Germany Accuses US of Indirectly Manipulating Dollar
October 25, 2010
Reuters
German Economy Minister Rainer Bruederle on Saturday took issue with what he called a U.S. policy of increasing liquidity, saying it indirectly manipulated exchange rates.
The U.S. Federal Reserve is widely expected to embark on a fresh round of asset purchases to prop up the economy.
“There was criticism of the American policy of monetary easing, or creating more liquidity,” Bruederle said after a meeting in South Korea of finance officials from the Group of 20 economic powers.
“I tried to make clear in my contribution to the discussion that I regard that as the wrong way to go,” he said.
“An excessive, permanent increase in money is, in my view, an indirect manipulation of the (foreign exchange) rate.”

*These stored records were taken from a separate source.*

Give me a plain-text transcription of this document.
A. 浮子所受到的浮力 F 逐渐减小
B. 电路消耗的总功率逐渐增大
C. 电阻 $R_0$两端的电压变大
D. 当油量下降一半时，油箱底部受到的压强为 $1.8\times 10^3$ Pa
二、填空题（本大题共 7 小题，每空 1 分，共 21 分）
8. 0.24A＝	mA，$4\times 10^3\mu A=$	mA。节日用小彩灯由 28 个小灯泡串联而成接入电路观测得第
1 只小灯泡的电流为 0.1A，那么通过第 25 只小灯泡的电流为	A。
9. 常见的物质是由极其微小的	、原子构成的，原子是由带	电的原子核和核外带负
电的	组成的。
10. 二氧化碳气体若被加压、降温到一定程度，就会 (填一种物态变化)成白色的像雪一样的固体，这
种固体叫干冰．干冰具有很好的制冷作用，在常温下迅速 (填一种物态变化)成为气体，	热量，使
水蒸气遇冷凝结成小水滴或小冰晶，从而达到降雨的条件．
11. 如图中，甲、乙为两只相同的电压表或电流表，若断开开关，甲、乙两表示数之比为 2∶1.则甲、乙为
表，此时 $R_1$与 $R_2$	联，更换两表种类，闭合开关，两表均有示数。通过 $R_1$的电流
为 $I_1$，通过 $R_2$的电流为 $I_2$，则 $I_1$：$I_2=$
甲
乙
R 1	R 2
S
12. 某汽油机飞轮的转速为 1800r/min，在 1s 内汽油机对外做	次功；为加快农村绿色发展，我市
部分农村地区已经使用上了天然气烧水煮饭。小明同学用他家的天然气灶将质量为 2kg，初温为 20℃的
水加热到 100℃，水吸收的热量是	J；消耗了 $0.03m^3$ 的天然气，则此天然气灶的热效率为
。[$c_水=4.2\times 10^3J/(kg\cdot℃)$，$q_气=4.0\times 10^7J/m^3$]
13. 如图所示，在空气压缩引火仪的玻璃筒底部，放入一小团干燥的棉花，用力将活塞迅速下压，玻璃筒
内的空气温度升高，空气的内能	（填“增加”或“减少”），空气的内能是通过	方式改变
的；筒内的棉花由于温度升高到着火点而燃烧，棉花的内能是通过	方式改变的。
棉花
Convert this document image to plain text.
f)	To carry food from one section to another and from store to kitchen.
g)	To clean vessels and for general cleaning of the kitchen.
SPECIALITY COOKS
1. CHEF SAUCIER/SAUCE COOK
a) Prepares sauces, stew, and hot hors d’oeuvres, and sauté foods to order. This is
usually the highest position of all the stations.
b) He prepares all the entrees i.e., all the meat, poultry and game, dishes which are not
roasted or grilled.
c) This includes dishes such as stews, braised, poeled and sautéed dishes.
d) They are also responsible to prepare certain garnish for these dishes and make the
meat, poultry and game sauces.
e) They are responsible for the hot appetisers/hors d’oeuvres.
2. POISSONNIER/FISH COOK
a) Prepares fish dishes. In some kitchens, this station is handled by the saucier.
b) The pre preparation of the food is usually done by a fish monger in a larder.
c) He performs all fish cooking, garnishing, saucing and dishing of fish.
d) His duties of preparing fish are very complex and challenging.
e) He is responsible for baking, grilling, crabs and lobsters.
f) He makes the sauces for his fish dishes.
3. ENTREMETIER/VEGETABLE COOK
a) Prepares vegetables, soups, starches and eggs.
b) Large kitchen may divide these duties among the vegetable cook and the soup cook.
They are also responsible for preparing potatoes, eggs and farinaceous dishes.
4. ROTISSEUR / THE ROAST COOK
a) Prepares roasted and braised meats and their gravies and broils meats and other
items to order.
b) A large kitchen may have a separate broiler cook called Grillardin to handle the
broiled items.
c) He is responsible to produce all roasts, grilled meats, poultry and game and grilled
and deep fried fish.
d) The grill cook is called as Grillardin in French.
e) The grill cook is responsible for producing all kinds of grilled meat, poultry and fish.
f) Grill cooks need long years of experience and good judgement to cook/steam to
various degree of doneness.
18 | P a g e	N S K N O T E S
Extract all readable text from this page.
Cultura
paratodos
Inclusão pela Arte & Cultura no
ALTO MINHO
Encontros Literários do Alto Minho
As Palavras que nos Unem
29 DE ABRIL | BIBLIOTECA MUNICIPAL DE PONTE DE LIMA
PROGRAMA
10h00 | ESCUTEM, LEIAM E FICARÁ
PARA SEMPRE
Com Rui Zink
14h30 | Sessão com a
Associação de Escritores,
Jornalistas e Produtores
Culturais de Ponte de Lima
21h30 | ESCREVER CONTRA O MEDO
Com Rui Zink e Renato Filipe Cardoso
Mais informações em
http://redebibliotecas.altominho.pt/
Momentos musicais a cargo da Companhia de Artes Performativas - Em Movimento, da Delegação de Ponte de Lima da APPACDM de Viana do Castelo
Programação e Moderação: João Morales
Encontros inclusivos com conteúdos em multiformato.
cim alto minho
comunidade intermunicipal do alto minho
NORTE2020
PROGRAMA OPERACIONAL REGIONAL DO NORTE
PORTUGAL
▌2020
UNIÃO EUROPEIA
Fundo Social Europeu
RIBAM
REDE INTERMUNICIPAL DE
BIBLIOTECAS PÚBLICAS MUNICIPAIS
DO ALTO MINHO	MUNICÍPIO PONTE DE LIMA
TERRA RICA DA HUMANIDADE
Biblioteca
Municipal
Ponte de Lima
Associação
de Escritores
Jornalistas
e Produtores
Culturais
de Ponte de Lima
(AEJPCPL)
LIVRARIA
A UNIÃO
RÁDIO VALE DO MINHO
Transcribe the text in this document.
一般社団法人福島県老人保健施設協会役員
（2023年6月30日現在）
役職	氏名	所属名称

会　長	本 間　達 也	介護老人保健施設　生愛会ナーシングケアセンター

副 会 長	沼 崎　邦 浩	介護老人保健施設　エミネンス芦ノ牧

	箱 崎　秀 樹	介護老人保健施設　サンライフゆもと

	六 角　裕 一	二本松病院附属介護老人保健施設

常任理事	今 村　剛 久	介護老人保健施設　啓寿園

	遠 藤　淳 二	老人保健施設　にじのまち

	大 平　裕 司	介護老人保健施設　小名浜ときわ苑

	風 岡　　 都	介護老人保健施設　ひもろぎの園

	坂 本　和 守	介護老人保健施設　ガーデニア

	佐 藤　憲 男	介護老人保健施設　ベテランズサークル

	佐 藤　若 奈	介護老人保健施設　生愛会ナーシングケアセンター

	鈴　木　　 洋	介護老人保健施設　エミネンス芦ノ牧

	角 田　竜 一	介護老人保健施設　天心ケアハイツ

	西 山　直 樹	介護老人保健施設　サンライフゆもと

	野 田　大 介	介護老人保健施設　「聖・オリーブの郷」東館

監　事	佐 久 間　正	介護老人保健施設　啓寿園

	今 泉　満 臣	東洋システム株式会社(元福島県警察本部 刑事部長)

Foreign exchange rates should be determined by markets, said Bruederle, who was attending the G20 meeting in place of Germany’s hospitalised finance minister.
Bruederle said he was positively surprised by the results of the meeting, which he said surpassed expectations.
There were intensive discussions at the meeting about a letter from the U.S. Treasury Secretary calling for action in tackling foreign exchange and trade imbalances, Bruederle said.
Geithner’s focus was on China, but Germany, Japan and Korea were also in focus, Bruederle said, adding that he regarded the U.S. plans as having “planned economy elements.”
Bundesbank President Axel Weber, who is also a member of the European Central Bank’s Governing Council, said regulators were in the final stages of bank regulatory reform and it was now up to lawmakers to implement the new rules soon.
Solutions were still needed for dealing with system-relevant banks, Weber said, adding that these should include an orderly insolvency mechanism.
The Financial Stability Board (FSB) should make proposals for dealing with such system-relevant banks by next summer at the latest, Weber added.